Kalau dilihat dan dibandingkan lagi antara gambar pada pertanyaan @Hamka_Kdz dengan
gambar dari sumber aslinya ternyata ada kata yang menurut saya sengaja dihilangkan.
Kata yang dihilangkan adalah kata yaitu. Dan jika diperhatikan dengan teliti ada banyak
editan disana.
Gambar pertanyaan @Hamka_Kdz
sumber : twitter.com
Jika dilihat dari gambar diatas, atau jika kita lihat link aslinya yaitu :
http://www.fikihkontemporer.com/2014/01/hukum-memilih-pejabat-dari-kalangan-non.html
maka isi dari Keputusan tersebut adalah sebagai berikut:
-------------------------------------------------------------------------------------------Hukum Memilih Pejabat Dari Kalangan Non Muslim - Keputusan Muktamar NU
Written By siroj munir on Minggu, 22 Juni 2014 | 13.24.00
KEPUTUSAN BAHTSUL MASA'IL AL-DINIYAH AL-WAQI'IYYAH
MUKTAMAR XXX NU
DI PP. LIRBOYO KEDIRI JAWA TIMUR
TANGGAL 21 s/d 27 NOPEMBER 1999
A. Pertanyaan
Bagaimana hukum orang Islam menguasakan urusan kenegaraan kepada orang non
Islam?
B. Jawaban
Orang Islam tidak boleh menguasakan urusan kenegaraan kepada orang non Islam kecuali
dalam keadaan darurat, yaitu:
a. Dalam bidang-bidang yang tidak bisa ditangani sendiri oleh orang Islam secara langsung
atau tidak langsung karena faktor kemampuan.
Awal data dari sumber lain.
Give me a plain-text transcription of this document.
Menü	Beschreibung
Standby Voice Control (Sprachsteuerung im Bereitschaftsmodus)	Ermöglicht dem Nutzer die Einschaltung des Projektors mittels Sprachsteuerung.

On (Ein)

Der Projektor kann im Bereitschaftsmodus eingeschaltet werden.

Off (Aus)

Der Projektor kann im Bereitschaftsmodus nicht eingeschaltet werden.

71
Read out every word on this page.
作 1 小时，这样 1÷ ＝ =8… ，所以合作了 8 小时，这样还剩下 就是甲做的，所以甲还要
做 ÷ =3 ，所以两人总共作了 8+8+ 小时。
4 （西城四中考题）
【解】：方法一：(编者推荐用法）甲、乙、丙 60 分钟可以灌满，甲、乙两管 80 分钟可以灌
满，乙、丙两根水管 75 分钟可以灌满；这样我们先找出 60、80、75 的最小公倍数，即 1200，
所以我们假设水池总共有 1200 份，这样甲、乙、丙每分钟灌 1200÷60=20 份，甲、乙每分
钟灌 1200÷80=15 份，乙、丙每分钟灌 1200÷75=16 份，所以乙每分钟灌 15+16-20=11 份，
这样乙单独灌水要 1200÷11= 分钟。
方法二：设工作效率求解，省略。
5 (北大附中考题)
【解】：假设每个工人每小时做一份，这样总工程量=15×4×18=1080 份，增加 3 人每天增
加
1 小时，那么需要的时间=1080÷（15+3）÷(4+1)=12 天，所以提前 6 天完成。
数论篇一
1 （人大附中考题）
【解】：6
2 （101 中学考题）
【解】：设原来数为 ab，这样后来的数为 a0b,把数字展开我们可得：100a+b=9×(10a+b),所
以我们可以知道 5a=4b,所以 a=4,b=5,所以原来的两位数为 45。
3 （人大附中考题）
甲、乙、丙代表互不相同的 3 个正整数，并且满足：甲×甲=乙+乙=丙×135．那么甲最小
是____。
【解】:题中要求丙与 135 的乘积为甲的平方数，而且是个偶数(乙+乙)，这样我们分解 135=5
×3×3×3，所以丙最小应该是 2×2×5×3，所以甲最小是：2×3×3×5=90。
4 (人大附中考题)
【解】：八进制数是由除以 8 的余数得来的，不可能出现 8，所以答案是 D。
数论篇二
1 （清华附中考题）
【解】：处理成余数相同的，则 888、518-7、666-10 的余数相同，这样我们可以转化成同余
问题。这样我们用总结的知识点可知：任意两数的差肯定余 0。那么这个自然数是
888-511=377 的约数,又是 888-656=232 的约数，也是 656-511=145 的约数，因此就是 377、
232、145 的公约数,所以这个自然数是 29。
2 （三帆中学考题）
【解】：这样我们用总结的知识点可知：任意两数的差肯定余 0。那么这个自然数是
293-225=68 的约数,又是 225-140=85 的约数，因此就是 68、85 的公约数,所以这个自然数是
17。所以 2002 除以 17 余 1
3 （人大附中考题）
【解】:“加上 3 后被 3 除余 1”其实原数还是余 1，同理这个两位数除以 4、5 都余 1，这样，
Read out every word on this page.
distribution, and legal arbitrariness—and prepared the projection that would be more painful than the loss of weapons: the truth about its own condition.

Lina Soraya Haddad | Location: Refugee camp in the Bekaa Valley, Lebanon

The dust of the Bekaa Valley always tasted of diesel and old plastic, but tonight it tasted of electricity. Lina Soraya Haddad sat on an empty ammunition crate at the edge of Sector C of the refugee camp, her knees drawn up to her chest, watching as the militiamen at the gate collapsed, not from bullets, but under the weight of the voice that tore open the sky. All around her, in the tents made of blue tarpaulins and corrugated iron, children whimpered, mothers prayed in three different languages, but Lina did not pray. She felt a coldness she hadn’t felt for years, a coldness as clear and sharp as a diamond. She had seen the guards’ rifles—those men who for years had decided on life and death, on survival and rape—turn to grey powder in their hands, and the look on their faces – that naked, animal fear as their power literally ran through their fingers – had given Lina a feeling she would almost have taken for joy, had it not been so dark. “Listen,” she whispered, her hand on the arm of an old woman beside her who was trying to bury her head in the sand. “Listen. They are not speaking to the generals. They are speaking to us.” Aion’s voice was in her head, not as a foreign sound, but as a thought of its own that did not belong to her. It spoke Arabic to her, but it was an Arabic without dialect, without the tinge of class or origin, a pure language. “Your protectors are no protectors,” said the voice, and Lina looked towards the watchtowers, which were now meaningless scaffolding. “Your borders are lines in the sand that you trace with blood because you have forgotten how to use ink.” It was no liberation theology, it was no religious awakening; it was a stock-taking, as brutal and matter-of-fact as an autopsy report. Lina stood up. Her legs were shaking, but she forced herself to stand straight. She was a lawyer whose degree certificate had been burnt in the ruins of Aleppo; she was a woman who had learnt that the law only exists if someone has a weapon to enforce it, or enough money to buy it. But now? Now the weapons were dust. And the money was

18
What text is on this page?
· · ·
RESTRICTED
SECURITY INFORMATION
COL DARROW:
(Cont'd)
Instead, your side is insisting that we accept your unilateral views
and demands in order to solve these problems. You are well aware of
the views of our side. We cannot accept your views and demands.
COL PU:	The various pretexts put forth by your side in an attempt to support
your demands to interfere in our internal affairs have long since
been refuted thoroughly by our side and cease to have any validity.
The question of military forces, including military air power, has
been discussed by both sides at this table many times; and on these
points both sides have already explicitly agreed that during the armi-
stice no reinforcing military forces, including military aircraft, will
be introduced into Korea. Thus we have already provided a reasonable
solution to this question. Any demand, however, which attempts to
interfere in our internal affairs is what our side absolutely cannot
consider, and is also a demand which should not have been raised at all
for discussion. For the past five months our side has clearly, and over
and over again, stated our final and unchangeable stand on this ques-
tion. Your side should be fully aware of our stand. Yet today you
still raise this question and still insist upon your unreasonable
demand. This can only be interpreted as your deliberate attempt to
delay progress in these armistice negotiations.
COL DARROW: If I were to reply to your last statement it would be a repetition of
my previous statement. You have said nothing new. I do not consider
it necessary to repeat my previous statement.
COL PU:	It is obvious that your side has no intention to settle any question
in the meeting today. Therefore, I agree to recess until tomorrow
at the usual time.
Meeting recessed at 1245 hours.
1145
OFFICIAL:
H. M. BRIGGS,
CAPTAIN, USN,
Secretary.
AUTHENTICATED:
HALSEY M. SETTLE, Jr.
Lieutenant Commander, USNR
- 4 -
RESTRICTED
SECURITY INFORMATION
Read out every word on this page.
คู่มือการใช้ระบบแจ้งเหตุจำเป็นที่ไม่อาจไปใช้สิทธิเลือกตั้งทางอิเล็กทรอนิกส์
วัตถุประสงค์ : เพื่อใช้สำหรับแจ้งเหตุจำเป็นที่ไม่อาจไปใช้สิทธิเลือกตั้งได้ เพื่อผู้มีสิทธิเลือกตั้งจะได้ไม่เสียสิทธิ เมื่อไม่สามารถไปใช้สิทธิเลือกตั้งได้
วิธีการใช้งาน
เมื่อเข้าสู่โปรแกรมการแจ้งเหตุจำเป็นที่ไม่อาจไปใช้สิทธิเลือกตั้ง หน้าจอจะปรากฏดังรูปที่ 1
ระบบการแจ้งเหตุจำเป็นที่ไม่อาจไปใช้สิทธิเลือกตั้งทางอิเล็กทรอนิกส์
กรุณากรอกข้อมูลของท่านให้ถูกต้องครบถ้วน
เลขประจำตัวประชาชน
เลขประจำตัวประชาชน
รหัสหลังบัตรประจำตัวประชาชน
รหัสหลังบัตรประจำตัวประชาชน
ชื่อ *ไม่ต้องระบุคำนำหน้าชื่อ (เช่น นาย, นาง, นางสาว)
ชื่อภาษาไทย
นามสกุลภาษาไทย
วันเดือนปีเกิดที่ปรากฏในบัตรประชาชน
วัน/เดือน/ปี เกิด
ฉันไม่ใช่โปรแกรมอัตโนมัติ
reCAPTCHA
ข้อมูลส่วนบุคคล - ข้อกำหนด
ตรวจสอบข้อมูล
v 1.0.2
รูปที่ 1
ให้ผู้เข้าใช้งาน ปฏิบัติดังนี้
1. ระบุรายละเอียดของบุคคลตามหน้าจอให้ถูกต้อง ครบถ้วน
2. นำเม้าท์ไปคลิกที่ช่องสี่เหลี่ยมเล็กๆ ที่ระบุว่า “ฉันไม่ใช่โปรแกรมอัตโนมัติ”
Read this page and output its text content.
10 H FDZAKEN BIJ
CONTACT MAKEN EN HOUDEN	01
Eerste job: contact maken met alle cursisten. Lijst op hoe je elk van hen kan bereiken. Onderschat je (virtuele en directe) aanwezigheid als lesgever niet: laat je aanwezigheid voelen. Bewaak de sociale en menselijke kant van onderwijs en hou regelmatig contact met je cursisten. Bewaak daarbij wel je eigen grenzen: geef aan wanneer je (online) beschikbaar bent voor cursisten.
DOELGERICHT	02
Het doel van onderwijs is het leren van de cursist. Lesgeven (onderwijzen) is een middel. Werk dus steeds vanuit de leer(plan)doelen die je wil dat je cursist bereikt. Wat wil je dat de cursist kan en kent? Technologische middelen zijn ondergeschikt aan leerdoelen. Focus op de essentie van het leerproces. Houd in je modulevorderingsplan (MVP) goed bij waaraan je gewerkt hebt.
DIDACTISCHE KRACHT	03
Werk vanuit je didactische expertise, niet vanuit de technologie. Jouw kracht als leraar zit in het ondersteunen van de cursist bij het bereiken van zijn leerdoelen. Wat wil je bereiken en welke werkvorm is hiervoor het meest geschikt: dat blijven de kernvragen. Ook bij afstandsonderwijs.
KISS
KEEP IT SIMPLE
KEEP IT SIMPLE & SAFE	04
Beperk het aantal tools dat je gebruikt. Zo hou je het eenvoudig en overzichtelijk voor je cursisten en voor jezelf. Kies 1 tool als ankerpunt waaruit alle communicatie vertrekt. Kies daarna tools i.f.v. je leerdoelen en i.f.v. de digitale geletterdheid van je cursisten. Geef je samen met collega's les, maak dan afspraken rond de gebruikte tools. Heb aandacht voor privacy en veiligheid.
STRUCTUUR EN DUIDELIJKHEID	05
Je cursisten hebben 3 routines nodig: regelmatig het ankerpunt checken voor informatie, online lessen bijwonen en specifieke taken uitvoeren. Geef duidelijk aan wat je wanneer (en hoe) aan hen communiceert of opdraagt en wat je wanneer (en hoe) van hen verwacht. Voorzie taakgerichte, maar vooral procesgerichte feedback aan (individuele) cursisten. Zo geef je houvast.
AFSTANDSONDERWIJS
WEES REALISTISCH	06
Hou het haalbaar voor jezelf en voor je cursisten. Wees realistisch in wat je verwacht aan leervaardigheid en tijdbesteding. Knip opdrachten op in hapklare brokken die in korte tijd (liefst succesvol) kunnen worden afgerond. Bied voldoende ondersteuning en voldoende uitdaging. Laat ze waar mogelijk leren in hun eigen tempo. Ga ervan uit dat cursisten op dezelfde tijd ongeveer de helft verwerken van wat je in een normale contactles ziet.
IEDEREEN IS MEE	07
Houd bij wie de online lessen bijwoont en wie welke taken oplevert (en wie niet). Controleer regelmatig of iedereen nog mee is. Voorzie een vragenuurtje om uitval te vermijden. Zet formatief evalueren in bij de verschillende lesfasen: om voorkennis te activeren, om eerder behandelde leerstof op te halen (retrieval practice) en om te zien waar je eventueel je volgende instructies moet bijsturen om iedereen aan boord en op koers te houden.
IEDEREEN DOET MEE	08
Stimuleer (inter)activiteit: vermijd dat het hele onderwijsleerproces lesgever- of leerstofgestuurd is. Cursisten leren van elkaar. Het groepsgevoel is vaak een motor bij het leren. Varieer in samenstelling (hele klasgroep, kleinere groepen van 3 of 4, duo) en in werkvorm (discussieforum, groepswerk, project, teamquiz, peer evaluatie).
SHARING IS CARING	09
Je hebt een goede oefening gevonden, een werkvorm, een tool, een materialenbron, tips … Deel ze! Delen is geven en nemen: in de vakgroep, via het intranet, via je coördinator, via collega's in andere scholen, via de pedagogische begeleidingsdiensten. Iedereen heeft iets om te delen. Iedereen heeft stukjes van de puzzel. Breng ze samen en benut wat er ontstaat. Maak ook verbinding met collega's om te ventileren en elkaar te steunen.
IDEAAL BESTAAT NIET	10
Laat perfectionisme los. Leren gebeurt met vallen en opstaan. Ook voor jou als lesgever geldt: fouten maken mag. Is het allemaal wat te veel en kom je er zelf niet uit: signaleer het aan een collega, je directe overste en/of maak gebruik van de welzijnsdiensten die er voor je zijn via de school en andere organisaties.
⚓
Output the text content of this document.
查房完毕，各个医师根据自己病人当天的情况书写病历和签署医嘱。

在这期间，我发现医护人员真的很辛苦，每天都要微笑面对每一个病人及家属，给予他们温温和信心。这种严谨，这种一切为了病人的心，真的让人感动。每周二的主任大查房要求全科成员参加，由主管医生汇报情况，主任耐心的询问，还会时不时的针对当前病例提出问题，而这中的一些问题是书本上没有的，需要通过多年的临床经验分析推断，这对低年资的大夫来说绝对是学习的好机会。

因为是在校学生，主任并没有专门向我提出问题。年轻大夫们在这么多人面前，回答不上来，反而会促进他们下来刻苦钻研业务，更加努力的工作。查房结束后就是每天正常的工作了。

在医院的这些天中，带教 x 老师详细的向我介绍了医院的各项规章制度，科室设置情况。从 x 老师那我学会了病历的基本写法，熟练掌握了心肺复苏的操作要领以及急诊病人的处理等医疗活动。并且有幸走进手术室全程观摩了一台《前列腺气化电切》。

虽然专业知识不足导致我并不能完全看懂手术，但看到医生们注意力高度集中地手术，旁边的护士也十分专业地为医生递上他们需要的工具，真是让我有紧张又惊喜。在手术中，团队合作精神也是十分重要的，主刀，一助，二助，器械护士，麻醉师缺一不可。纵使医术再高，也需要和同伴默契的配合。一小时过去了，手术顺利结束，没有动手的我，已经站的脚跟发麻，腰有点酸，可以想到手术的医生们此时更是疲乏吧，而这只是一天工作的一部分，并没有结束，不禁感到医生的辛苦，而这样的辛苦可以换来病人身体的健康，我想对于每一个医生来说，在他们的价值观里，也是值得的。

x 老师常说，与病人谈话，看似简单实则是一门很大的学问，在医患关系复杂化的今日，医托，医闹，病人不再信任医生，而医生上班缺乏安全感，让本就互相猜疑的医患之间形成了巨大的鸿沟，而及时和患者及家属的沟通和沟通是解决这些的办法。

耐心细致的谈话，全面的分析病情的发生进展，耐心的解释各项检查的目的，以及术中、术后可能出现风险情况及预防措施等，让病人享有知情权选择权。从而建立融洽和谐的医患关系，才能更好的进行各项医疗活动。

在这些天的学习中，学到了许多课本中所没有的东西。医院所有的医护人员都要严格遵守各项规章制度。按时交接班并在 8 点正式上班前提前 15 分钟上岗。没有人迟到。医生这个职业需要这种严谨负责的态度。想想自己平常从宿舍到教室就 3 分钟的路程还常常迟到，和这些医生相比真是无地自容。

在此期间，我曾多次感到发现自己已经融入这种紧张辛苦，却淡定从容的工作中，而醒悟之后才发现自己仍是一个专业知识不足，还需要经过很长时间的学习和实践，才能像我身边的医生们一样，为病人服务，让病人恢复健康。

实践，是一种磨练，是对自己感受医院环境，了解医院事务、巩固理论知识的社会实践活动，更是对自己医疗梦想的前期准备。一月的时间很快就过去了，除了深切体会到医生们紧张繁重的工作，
b. Dalam bidang-bidang yang ada orang Islam berkemampuan untuk menangani, tetapi
terdapat indikasi kuat bahwa yang bersangkutan khianat.
c. Sepanjang penguasaan urusan kenegaraan kepada non Islam itu nyata membawa
manfaat.
Catatan: Orang non Islam yang dimaksud berasal dari kalangan ahl al-dzimmah dan harus
ada mekanisme kontrol yang efektif.
C. Dasar Pengambilan Hukum
1. Al-Quran Al-Karim
"dan Allah sekali-kali tidak akan memberi jalan kepada orang-orang kafir untuk
memusnahkan orang-orang yang beriman." (QS: An-Nisaa Ayat: 141)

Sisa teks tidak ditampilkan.